Lyrically narrated, resplendently illustrated, and deeply respectful of both subject and audience.
(afterword, author’s and artist’s notes, bibliography, discography)
(Picture book/biography. 8-12)
Little Chick was just an egg when Mommy cat, who can't have kittens of her own, adopted him from a hen with too many chicks to feed. After he hatches, he thinks he is a cat like everyone around him. Mommy lets him know his “real” mother was a hen and promises to teach Chick everything he needs to know. Some of the neighborhood cats are a little too interested in Chick, but Mommy keeps him safe. When the other cats stare, Mommy tells him it’s because their family is different; Chick thinks being like everyone else would be boring. When he goes to bird school, his classmates ask many questions, like is it true his Mommy can't fly? And does she really have a long tail? Chick has all the answers thanks to his Mommy cat. He thinks he has the best family in the world! Spanish poet and author Zafrilla and Argentine illustrator Hilb have crafted an excellent piece of bibliotherapy for adopted children. The bright, colored-pencil illustrations of pudgy chicks and cats add exuberance to the simply and wryly told tale.
Works equally well at promoting acceptance of differences and as a general read-aloud. (Picture book. 3-6)
Spring fever strikes even the rodents. And who knows where the heart leads?
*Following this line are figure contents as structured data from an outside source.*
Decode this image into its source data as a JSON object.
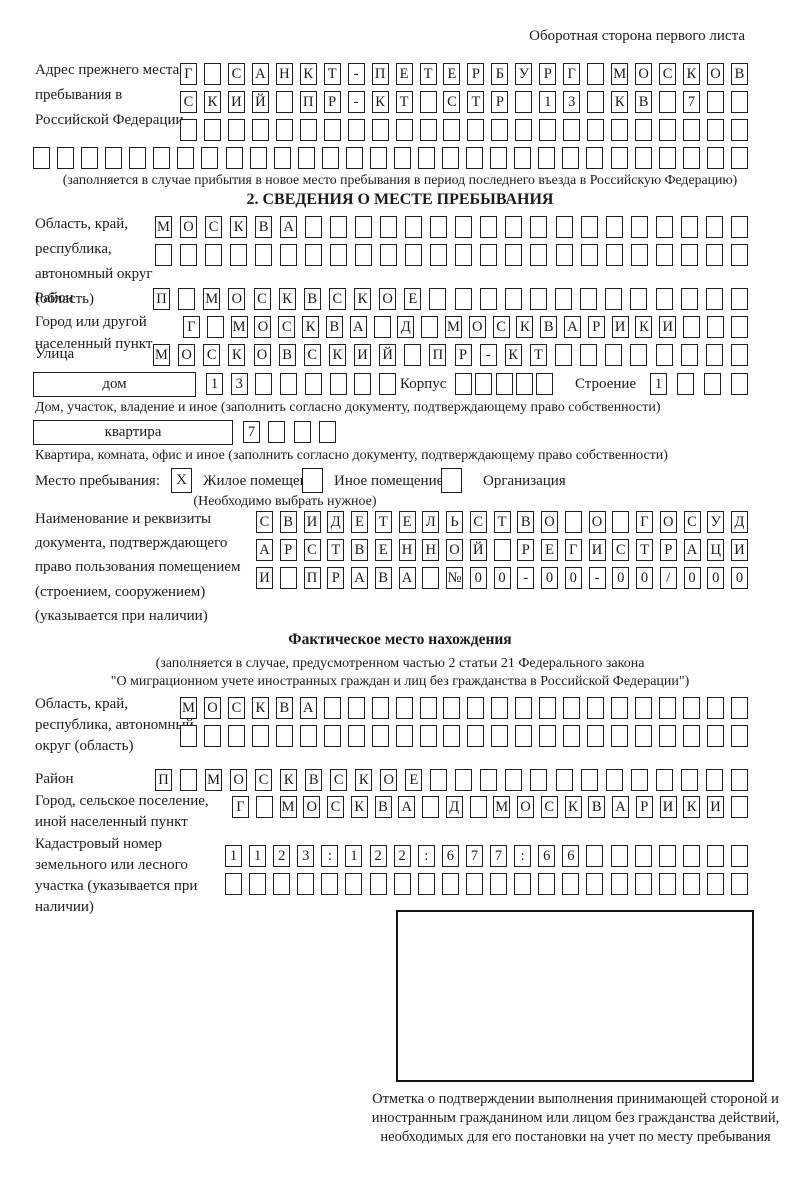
{
  "page": {
    "header_note": "Оборотная сторона первого листа"
  },
  "prev_address": {
    "label": "Адрес прежнего места пребывания в Российской Федерации",
    "rows": [
      {
        "count": 24,
        "text": "Г САНКТ-ПЕТЕРБУРГ МОСКОВ"
      },
      {
        "count": 24,
        "text": "СКИЙ ПР-КТ СТР 13 КВ 7"
      },
      {
        "count": 24,
        "text": ""
      },
      {
        "count": 30,
        "text": ""
      }
    ],
    "note": "(заполняется в случае прибытия в новое место пребывания в период последнего въезда в Российскую Федерацию)"
  },
  "section2": {
    "title": "2. СВЕДЕНИЯ О МЕСТЕ ПРЕБЫВАНИЯ",
    "oblast": {
      "label": "Область, край, республика, автономный округ (область)",
      "rows": [
        {
          "count": 24,
          "text": "МОСКВА"
        },
        {
          "count": 24,
          "text": ""
        }
      ]
    },
    "raion": {
      "label": "Район",
      "row": {
        "count": 24,
        "text": "П МОСКВСКОЕ"
      }
    },
    "gorod": {
      "label": "Город или другой населенный пункт",
      "row": {
        "count": 24,
        "text": "Г МОСКВА Д МОСКВАРИКИ"
      }
    },
    "ulitsa": {
      "label": "Улица",
      "row": {
        "count": 24,
        "text": "МОСКОВСКИЙ ПР-КТ"
      }
    },
    "dom": {
      "box_label": "дом",
      "row": {
        "count": 8,
        "text": "13"
      },
      "korpus_label": "Корпус",
      "korpus_row": {
        "count": 5,
        "text": ""
      },
      "stroenie_label": "Строение",
      "stroenie_row": {
        "count": 4,
        "text": "1"
      }
    },
    "dom_note": "Дом, участок, владение и иное (заполнить согласно документу, подтверждающему право собственности)",
    "kvartira": {
      "box_label": "квартира",
      "row": {
        "count": 4,
        "text": "7"
      }
    },
    "kvartira_note": "Квартира, комната, офис и иное (заполнить согласно документу, подтверждающему право собственности)",
    "mesto": {
      "label": "Место пребывания:",
      "options": [
        {
          "label": "Жилое помещение",
          "checked": "X"
        },
        {
          "label": "Иное помещение",
          "checked": ""
        },
        {
          "label": "Организация",
          "checked": ""
        }
      ],
      "note": "(Необходимо выбрать нужное)"
    },
    "doc": {
      "label": "Наименование и реквизиты документа, подтверждающего право пользования помещением (строением, сооружением) (указывается при наличии)",
      "rows": [
        {
          "count": 21,
          "text": "СВИДЕТЕЛЬСТВО О ГОСУД"
        },
        {
          "count": 21,
          "text": "АРСТВЕННОЙ РЕГИСТРАЦИ"
        },
        {
          "count": 21,
          "text": "И ПРАВА №00-00-00/000"
        }
      ]
    }
  },
  "fact": {
    "title": "Фактическое место нахождения",
    "note1": "(заполняется в случае, предусмотренном частью 2 статьи 21 Федерального закона",
    "note2": "\"О миграционном учете иностранных граждан и лиц без гражданства в Российской Федерации\")",
    "oblast": {
      "label": "Область, край, республика, автономный округ (область)",
      "rows": [
        {
          "count": 24,
          "text": "МОСКВА"
        },
        {
          "count": 24,
          "text": ""
        }
      ]
    },
    "raion": {
      "label": "Район",
      "row": {
        "count": 24,
        "text": "П МОСКВСКОЕ"
      }
    },
    "gorod": {
      "label": "Город, сельское поселение, иной населенный пункт",
      "row": {
        "count": 22,
        "text": "Г МОСКВА Д МОСКВАРИКИ"
      }
    },
    "kadastr": {
      "label": "Кадастровый номер земельного или лесного участка (указывается при наличии)",
      "rows": [
        {
          "count": 22,
          "text": "1123:122:677:66"
        },
        {
          "count": 22,
          "text": ""
        }
      ]
    },
    "stamp_note": "Отметка о подтверждении выполнения принимающей стороной и иностранным гражданином или лицом без гражданства действий, необходимых для его постановки на учет по месту пребывания"
  }
}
"Spring is such a funny thing—it wakes up all the plants / And makes our furry woodland friends go cuckoo for romance." Indeed. One day, when Miss Mousie is shopping at the mole's deli, her heart stops at the sight of rakish Matt LaBatt (the water rat), who looks suave (and très Français) in striped shirt and kerchief. She can barely speak...or squeak. "Her little legs went weak." When she drops her hankie to catch his attention, Matt calls her fat, which brings tears to her eyes and sends her to bed for a day. What brings her out of sadness is an anonymous invitation to dinner; of course she knows just who it is! She dresses to the nines, and all the animals applaud her as she walks excitedly to her date. But the would-be suitor is not Matt the water rat; it's the kind mole who owns the deli. He tries all manner of slick techniques to woo her, and they fall comically flat. But in the end, he pledges to be himself if she will do the same. Her reply? "Oui-oui." Beiser's sprightly text has warmth, heart and a valuable lesson. Berman's pictures, in watercolor and gouache on rag, suggest Beatrix Potter, ably matching the crisp elegance of the story.